Certainly, Oregon playing for a national championship would give the conference its chest-thumping moment. After that, though, the Pac-10 is facing a longshot to fill its six-bowl allotment and might have just four teams playing in the postseason.

And, if things play out right—or is it wrong? — the conference’s second-best team, Stanford, could end up playing in the lower-tier Alamo Bowl instead of the more lucrative Rose Bowl.

“The biggest thing is that it’s close,” Oregon State coach Mike Riley said. “I’ve felt that every game is like the Super Bowl and we’ve just beat each other up.”

Stanford figures to lose the most from this season of counterpunching.

The seventh-ranked Cardinal (8-1, 5-1) have clearly been the second-best team in the Pac-10, arguably the best one-loss team in the country.

But because of their loss to Oregon in Eugene, the Cardinal would need Oregon to lose two of its final three games to win the Pac-10. The way the Ducks have steamrolled opponents, losing even once doesn’t seem all that likely, and that would certainly knock Stanford out of the Rose Bowl.

Any other year, Stanford would be in line to replace Oregon in the Rose Bowl if the Ducks get to the national championship game.

Problem is, the Rose Bowl is obligated to take a non-automatic qualifying conference team if one makes the BCS but not the title game. That leaves the Cardinal needing No. 3 TCU or No. 4 Boise State to lose a game and miss the BCS or play in the national title game, which would require No. 2 Auburn to lose or fall back in the BCS standings and no other one-loss team moving up.

If none of these seemingly longshot scenarios play out, Stanford will find itself at the Alamo Bowl facing the Big 12’s No. 3 team.

“The BCS, we can’t control it,” defensive back Michael Thomas said. “If we take care of our business and win the rest of our games and go 11-1, we’ll end up in a better bowl. We’re just doing the best we can.”

So are the rest of the teams, but it may not work out for some of them.

Arizona is the only other conference team that’s already bowl eligible. The No. 18 Wildcats, despite last week’s lopsided loss to Stanford, are 7-2 overall and 4-2 in conference, likely headed to the Alamo Bowl if Stanford doesn’t get bumped down.

Washington never quite lived up to expectations behind quarterback Jake Locker and needs to win its final three games to become bowl eligible, which may be a longshot considering the Huskies have lost three straight.

Sanctions have taken USC out of the bowl picture.

The rest of it is a little more murky.

Cal (5-4, 3-3) would seem to have the best shot at getting a

postseason bid, needing to beat Oregon, Stanford or Washington to become eligible. Of course, the Bears have been on a win-big, lose-big pattern this season, so it might come down to that last game against the Huskies to get into the Holiday or Sun Bowl.

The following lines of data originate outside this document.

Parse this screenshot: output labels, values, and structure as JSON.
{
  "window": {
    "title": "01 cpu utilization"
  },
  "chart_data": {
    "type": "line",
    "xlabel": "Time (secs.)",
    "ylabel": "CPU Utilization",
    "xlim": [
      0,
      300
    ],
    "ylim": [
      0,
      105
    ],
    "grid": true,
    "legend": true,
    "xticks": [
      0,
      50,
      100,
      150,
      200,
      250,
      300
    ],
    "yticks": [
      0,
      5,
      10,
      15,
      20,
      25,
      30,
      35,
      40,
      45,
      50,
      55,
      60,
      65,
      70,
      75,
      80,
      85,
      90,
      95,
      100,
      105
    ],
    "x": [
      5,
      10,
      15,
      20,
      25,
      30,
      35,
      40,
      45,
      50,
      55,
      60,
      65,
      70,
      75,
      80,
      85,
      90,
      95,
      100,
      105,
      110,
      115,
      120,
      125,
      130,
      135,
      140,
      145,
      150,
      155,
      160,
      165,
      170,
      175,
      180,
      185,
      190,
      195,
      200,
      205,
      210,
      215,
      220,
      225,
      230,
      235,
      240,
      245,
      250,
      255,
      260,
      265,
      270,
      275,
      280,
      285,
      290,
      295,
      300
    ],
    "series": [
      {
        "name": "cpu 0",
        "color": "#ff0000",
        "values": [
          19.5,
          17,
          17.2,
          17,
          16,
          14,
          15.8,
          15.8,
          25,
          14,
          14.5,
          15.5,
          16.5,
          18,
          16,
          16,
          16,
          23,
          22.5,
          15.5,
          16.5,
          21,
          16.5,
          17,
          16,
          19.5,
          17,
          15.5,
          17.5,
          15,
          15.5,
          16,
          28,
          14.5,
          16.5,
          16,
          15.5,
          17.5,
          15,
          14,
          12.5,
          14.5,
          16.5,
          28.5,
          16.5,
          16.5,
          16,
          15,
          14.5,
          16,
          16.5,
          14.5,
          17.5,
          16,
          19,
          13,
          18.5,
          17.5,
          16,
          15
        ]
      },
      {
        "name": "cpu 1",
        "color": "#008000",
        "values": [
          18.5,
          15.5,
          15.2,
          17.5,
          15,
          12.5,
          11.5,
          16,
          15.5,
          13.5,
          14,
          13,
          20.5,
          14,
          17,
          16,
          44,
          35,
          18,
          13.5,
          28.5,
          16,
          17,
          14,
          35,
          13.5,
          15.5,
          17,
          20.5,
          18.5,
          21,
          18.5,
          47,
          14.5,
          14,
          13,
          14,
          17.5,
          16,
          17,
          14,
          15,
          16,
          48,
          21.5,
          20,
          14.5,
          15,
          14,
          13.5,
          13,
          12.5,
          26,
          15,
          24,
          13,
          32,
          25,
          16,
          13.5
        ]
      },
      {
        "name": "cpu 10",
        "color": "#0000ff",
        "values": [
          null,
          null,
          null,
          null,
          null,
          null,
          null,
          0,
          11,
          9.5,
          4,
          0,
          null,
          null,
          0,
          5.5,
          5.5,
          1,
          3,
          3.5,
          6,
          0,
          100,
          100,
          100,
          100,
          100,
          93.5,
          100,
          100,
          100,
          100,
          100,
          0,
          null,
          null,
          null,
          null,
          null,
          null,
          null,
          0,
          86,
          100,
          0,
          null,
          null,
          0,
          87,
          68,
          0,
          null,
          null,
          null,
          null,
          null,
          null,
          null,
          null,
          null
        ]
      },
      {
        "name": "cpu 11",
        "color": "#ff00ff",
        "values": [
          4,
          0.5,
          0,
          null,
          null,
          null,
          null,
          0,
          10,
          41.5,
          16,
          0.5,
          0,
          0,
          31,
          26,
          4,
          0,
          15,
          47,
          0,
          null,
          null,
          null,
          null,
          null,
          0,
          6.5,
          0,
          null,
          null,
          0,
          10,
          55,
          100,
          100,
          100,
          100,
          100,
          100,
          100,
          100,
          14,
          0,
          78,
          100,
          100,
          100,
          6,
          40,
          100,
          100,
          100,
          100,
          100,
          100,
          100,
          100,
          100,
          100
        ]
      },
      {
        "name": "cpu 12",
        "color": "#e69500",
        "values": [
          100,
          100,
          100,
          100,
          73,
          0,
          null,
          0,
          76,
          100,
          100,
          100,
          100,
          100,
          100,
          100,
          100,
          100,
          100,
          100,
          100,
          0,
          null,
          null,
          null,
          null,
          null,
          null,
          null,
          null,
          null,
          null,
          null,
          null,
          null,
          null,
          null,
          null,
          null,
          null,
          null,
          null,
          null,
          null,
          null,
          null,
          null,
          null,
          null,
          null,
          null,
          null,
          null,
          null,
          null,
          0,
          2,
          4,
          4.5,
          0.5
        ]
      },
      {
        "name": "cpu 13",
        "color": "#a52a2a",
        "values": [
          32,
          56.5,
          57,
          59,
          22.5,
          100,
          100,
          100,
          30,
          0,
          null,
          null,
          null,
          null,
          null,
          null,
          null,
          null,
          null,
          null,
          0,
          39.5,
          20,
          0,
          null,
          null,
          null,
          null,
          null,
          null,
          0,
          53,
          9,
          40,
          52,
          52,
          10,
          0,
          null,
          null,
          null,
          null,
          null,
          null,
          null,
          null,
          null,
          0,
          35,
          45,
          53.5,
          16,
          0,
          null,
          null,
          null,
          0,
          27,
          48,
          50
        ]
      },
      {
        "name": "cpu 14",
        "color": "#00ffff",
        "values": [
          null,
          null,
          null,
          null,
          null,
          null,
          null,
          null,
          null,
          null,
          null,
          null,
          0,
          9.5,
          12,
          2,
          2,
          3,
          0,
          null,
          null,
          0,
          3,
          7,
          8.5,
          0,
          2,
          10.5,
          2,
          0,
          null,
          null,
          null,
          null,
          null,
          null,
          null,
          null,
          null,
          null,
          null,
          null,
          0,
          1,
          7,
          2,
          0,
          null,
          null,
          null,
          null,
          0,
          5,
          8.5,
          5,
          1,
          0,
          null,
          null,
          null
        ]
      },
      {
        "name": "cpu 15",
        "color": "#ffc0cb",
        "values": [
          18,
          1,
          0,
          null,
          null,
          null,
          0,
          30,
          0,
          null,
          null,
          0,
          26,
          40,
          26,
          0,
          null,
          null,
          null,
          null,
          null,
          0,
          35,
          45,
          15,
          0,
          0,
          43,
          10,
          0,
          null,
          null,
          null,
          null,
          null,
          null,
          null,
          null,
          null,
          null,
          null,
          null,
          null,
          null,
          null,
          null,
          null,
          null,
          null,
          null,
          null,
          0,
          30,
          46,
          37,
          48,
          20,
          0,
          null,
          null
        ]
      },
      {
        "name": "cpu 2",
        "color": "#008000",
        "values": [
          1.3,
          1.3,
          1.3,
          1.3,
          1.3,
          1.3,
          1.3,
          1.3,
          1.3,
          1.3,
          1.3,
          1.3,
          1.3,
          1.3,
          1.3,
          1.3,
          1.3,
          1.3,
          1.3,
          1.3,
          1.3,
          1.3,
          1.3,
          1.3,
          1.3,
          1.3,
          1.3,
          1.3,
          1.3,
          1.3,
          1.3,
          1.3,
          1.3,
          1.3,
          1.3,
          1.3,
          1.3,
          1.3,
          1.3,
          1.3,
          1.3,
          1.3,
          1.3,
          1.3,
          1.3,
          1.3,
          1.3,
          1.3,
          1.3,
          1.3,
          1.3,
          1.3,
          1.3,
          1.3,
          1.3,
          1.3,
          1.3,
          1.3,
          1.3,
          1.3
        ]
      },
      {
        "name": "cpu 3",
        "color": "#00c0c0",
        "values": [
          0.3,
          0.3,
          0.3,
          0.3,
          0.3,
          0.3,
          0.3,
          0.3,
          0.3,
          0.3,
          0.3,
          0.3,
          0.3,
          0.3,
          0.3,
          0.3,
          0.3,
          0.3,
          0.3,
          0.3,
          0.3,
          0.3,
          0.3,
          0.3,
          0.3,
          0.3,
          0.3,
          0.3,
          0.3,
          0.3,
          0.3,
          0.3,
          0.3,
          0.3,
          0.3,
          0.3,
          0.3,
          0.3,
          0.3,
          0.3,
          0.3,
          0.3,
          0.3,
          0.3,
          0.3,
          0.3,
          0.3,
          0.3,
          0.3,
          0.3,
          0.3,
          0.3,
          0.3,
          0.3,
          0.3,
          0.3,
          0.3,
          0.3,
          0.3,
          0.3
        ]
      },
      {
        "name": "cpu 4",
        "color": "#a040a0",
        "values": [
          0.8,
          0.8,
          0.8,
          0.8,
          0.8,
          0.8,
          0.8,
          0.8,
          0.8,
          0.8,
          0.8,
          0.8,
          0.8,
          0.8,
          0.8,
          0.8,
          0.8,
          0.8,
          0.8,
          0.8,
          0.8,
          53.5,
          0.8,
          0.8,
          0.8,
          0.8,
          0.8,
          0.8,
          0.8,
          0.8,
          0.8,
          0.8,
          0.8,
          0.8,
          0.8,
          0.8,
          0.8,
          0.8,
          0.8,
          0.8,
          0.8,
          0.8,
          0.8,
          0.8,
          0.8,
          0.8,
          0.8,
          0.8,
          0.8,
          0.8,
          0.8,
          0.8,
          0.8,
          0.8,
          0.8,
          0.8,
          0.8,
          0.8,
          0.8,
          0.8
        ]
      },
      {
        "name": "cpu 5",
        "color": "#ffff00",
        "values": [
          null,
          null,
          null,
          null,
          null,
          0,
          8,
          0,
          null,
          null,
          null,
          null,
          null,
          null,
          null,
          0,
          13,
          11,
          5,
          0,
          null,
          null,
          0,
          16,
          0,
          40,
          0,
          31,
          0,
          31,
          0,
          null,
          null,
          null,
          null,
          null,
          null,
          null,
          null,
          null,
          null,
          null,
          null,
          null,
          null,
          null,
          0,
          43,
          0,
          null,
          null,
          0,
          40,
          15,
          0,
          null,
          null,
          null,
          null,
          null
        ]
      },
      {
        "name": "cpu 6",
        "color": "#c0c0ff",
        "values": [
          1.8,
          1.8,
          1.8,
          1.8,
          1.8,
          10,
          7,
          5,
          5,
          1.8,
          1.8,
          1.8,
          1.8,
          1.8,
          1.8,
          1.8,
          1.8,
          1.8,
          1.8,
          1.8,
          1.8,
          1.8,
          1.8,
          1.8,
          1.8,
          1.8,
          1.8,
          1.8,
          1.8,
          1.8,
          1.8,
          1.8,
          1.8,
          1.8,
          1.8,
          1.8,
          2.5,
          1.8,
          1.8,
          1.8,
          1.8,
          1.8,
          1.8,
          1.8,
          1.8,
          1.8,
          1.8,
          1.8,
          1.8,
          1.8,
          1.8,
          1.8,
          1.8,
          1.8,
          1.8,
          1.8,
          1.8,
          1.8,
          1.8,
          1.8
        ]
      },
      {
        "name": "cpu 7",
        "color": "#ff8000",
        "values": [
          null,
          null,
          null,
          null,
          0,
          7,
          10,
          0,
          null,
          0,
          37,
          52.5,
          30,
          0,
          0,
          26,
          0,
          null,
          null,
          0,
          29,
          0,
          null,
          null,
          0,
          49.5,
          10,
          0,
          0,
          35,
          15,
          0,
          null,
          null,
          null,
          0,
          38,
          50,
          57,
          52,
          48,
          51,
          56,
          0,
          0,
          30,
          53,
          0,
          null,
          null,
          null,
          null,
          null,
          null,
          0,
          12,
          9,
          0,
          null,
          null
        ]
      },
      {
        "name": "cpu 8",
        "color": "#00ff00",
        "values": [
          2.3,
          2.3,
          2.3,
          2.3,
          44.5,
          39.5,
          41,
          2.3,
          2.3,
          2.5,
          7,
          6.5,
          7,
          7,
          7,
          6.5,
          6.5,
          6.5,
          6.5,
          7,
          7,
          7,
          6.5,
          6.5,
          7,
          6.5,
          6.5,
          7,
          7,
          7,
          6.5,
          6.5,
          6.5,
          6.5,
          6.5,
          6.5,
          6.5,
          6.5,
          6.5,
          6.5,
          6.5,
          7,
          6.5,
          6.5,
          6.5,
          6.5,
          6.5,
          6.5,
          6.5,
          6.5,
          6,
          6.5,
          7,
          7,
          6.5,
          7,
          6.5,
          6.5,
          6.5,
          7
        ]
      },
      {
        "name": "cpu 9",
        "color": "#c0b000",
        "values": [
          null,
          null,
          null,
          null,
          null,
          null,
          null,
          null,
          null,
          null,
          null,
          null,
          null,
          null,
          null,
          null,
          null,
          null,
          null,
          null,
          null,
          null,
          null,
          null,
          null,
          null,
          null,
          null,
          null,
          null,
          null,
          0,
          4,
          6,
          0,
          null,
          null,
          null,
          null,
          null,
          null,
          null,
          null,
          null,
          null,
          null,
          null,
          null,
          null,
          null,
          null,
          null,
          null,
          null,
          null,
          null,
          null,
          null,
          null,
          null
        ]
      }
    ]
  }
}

Oregon State (4-3, 3-2) could take a big step toward becoming bowl eligible this weekend by beating 1-7 Washington State. After that, it gets tougher to get the bowl-clinching sixth victory; USC, Stanford and rival Oregon close out the season.

UCLA would seem to have a more realistic shot.

The Bruins (4-5, 2-4), coming off a win over Oregon State, are

also two wins shy of becoming bowl eligible, but have a less grueling closing schedule, with games against Washington, Arizona State and USC left.

“Certainly, there’s a glimmer of light at the end of the tunnel but we have to focus only on Washington,” UCLA coach Rick Neuheisel said.

Arizona State’s bowl chances took a hit over the weekend with a wild 34-33 loss at USC.

Because two of the Sun Devils’ (4-5, 2-4) wins are against FCS programs, they need to win their final three games or win two, ask the NCAA for a waiver and hope there aren’t enough winning teams to fill contracted bowl slots.

With games against Stanford, UCLA and Arizona left on the schedule, it might be tough to even get the two wins.

“They understand where they’re at and they understand what’s left in our season,” Arizona State coach Dennis Erickson said of his players.

So do the rest of the conference’s teams, even if the outlook doesn’t look so great.